The split commit was a net deletion: +1893 / −3388 lines, mostly from removing the standalone query backend and the duplicated SDK transport.

datahouse's read path leans on database permissions rather than SQL parsing for safety. ExecSQL runs arbitrary SELECT against a ClickHouse user pinned to readonly = 2:

CREATE USER IF NOT EXISTS analytics_readonly ... SETTINGS readonly = 2;
GRANT SELECT ON analytics.* TO analytics_readonly;

readonly = 2 is the relevant ClickHouse setting: SELECT-only, but it still permits per-query settings like max_execution_time (which readonly = 1 would reject). Injection defense is the user grant, not a query validator. A separate dbt_runner user holds the CREATE VIEW / DROP VIEW grants for materializing metric views — the DDL path and the query path never share a credential.

Three levels of ClickHouse isolation

The third concern is keeping test and development data out of production dashboards. This is handled at three physical levels, not one flag.

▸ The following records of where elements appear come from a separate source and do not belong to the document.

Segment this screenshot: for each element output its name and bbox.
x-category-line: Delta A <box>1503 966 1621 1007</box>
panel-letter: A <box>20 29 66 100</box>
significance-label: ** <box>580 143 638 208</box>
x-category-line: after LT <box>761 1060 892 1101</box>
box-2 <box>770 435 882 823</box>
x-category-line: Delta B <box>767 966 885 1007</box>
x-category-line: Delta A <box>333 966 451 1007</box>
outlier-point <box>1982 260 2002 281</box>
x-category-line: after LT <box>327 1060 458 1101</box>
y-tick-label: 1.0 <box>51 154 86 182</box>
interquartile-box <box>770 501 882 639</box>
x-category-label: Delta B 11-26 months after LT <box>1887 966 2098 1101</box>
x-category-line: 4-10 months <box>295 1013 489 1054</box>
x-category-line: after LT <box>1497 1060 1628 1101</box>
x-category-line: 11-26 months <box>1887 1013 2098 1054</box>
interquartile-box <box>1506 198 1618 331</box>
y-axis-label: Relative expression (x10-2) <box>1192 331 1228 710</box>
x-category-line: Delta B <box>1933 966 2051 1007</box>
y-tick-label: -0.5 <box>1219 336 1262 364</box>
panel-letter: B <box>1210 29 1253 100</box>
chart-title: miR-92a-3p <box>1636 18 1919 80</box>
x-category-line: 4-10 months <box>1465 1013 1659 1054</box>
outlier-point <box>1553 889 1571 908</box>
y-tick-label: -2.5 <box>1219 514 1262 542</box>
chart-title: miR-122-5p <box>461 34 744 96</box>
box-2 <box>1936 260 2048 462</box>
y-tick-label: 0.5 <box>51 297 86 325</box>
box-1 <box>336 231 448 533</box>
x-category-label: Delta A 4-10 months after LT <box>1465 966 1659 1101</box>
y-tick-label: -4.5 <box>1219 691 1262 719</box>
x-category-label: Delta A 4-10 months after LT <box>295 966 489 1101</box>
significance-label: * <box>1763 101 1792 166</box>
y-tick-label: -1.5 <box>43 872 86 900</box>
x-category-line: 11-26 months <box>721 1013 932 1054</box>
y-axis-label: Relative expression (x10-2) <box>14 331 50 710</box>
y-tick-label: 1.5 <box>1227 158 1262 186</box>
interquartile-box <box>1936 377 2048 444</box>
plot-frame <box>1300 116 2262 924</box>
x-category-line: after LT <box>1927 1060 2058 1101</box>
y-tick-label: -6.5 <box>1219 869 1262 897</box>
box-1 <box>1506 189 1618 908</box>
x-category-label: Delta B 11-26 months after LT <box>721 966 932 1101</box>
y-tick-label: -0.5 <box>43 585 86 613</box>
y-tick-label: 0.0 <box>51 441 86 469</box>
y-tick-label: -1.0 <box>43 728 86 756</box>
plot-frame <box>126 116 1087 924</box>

Test isolation — is_test, defended in three layers. Events carry an is_test Bool DEFAULT false CODEC(ZSTD(1)) column. The column is nearly free: 99%+ of values are false, and ZSTD on a near-constant column compresses to roughly zero bytes per row. Three independent layers feed it:

The iOS SDK's ReporterModeResolver short-circuits capture entirely under XCTest, XCUITest, or any simulator (SIMULATOR_DEVICE_NAME / SIMULATOR_UDID are part of the simulator runtime contract). Test events never reach the network. A single environment signal covers unit tests, UI tests, and local make run_app_on_sim, so every new product inherits the isolation with no per-product config.
If anything bypasses the SDK and still sends $is_test = true, the worker's TestModeEnricher reads it and writes the column. This enricher has no configuration toggle — the rule is part of the SDK↔server contract, so operations cannot accidentally turn it off.
The query service injects AND is_test = false into dashboard reads by default.

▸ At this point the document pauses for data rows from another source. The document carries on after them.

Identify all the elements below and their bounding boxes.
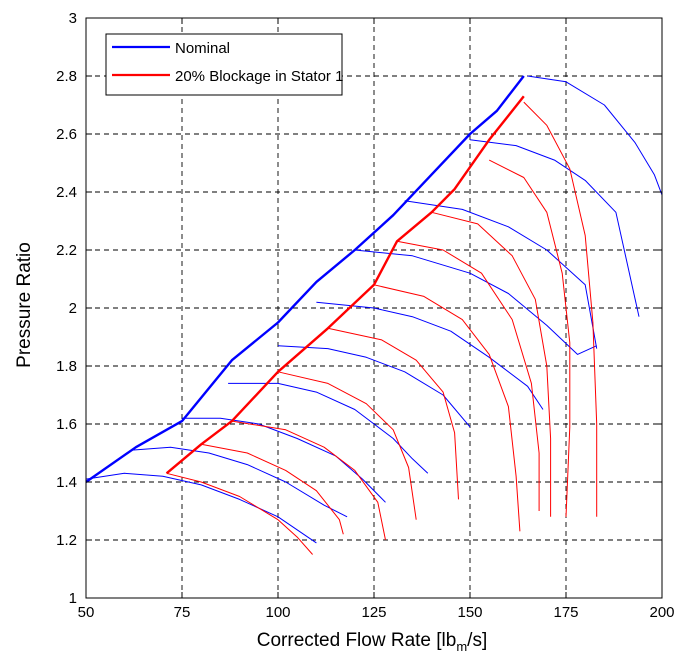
speed-line-5 (277, 345, 471, 428)
y-tick-label: 2 (69, 300, 77, 317)
speed-line-11 (166, 472, 313, 555)
speed-line-2 (85, 446, 348, 518)
x-tick-label: 100 (265, 604, 290, 621)
speed-line-1 (85, 472, 317, 544)
y-tick-label: 1.6 (56, 416, 77, 433)
speed-line-16 (373, 284, 521, 532)
legend-label-nominal: Nominal (175, 40, 230, 57)
speed-line-19 (488, 159, 571, 517)
operating-lines-group (85, 75, 525, 483)
speed-lines-group (85, 75, 663, 555)
x-tick-label: 75 (174, 604, 191, 621)
speed-line-7 (354, 249, 597, 355)
y-tick-label: 1.4 (56, 474, 77, 491)
speed-line-15 (327, 327, 459, 500)
legend-box (105, 33, 343, 96)
x-axis-label-main: Corrected Flow Rate [lb (257, 630, 457, 651)
x-axis-label-tail: /s] (467, 630, 487, 651)
x-tick-label: 150 (457, 604, 482, 621)
y-tick-label: 1.8 (56, 358, 77, 375)
x-axis-label: Corrected Flow Rate [lbm/s] (257, 630, 487, 654)
speed-line-10 (527, 75, 663, 196)
speed-line-13 (231, 420, 386, 541)
y-tick-label: 2.4 (56, 184, 77, 201)
speed-line-4 (228, 382, 429, 474)
y-tick-label: 1.2 (56, 532, 77, 549)
y-tick-labels: 1 1.2 1.4 1.6 1.8 2 2.2 2.4 2.6 2.8 3 (56, 10, 77, 607)
speed-line-18 (431, 211, 552, 517)
speed-line-12 (201, 443, 344, 535)
y-tick-label: 2.8 (56, 68, 77, 85)
speed-line-3 (182, 417, 386, 503)
x-tick-label: 50 (78, 604, 95, 621)
legend-label-blockage: 20% Blockage in Stator 1 (175, 68, 343, 85)
series-line-blockage (165, 95, 525, 475)
x-axis-label-sub: m (456, 639, 467, 654)
y-tick-label: 3 (69, 10, 77, 27)
series-line-nominal (85, 75, 525, 483)
speed-line-14 (277, 371, 417, 520)
y-tick-label: 2.6 (56, 126, 77, 143)
axes-group (85, 17, 663, 599)
speed-line-20 (523, 101, 598, 517)
legend: Nominal 20% Blockage in Stator 1 (105, 33, 343, 96)
speed-line-8 (404, 200, 598, 349)
x-tick-label: 175 (553, 604, 578, 621)
x-tick-labels: 50 75 100 125 150 175 200 (78, 604, 675, 621)
y-tick-label: 2.2 (56, 242, 77, 259)
speed-line-6 (316, 301, 544, 410)
x-tick-label: 200 (649, 604, 674, 621)
speed-line-17 (396, 240, 540, 511)
y-tick-label: 1 (69, 590, 77, 607)
x-tick-label: 125 (361, 604, 386, 621)
y-axis-label: Pressure Ratio (14, 242, 35, 368)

There is a deliberate ANALYTICS_FORCE_PROD=1 escape hatch for dogfooding real production reporting from a simulator — but it does not lift the XCTest/XCUITest guards. A real test process should never be able to pollute monitoring data, regardless of env.

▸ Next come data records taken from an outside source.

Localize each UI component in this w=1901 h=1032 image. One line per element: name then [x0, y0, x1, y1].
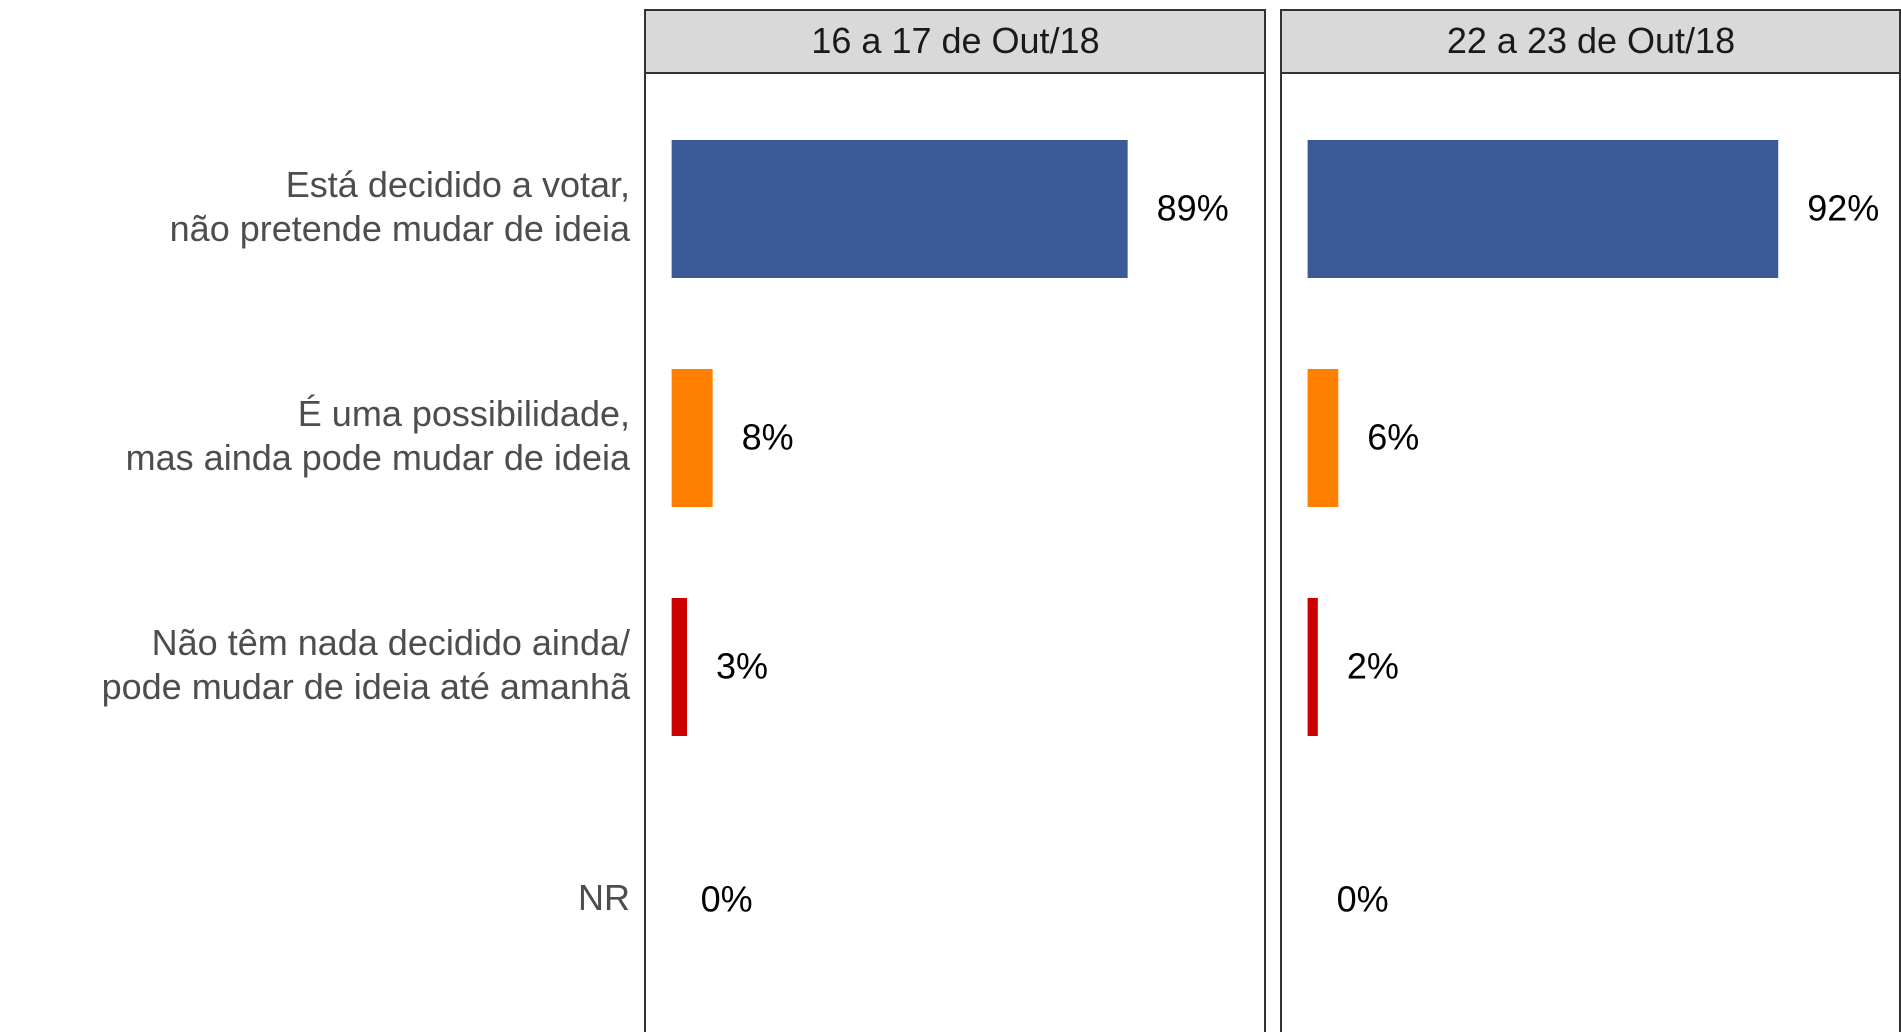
category-label: É uma possibilidade, mas ainda pode mudar…	[126, 393, 631, 478]
bar	[1307, 140, 1779, 278]
category-label: NR	[578, 877, 630, 918]
bar	[671, 369, 713, 507]
value-label: 0%	[1337, 879, 1389, 920]
facet-strip	[1280, 9, 1901, 74]
bar	[671, 140, 1128, 278]
facet-strip	[644, 9, 1266, 74]
value-label: 6%	[1367, 417, 1419, 458]
bar	[1307, 369, 1339, 507]
value-label: 8%	[742, 417, 794, 458]
bar	[1307, 598, 1318, 736]
category-label: Não têm nada decidido ainda/pode mudar d…	[102, 622, 631, 707]
value-label: 2%	[1347, 646, 1399, 687]
value-label: 92%	[1807, 188, 1879, 229]
category-label: Está decidido a votar, não pretende mudar…	[170, 164, 631, 249]
facet-title: 16 a 17 de Out/18	[811, 20, 1099, 61]
value-label: 89%	[1157, 188, 1229, 229]
bar	[671, 598, 688, 736]
facet-title: 22 a 23 de Out/18	[1447, 20, 1735, 61]
value-label: 3%	[716, 646, 768, 687]
value-label: 0%	[701, 879, 753, 920]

Dev isolation — per-worktree port offset. The local stack (PostgreSQL, Redis, Redpanda, ClickHouse, MinIO, plus the three app containers) runs from a docker-compose whose host ports are offset by a hash of the git worktree name. Each service gets a 1000-wide band (POSTGRES_PORT = 15000 + offset, CLICKHOUSE_NATIVE_PORT = 18000 + offset, COLLECTOR_PORT = 24000 + offset, …) with the offset bounded below 500, so bands never collide and multiple worktrees run their full stack in parallel. In CI, a WORKTREE_NAME env (e.g. ci-job-$CI_JOB_ID) replaces the worktree hash for per-job isolation.

Prod isolation — separate VM and ingress. Production is its own analytics-prod VM. Public ingest enters through analytics.monitor.agentsmesh.ai → an sg-001 Traefik that terminates TLS and reverse-proxies h2c to the collector container; the worker and ClickHouse sit on the LAN with no public port. The dev compose's is_test-default data and the prod warehouse are different machines, not different rows.

What transferred

A few constraints from this are reusable beyond analytics:

Put the wire contract in one artifact and generate both ends. A protocol kept in sync by code review on two sides drifts; a .proto that compiles into Go and Swift cannot.
Enforce service boundaries with the import graph, not a wiki page. "The collector must not touch ClickHouse" is a comment; "the collector does not import the clickhouse package" is checked by the compiler.
Defense in depth beats a single switch. Test-data isolation that depends on one boolean fails silently when the boolean is wrong. Three independent layers — SDK short-circuit, worker enricher, query filter — each catch what the others miss.
Lean on the datastore's permission model for query safety. A readonly = 2 ClickHouse user is a stronger guarantee than a SQL parser, and it is one line.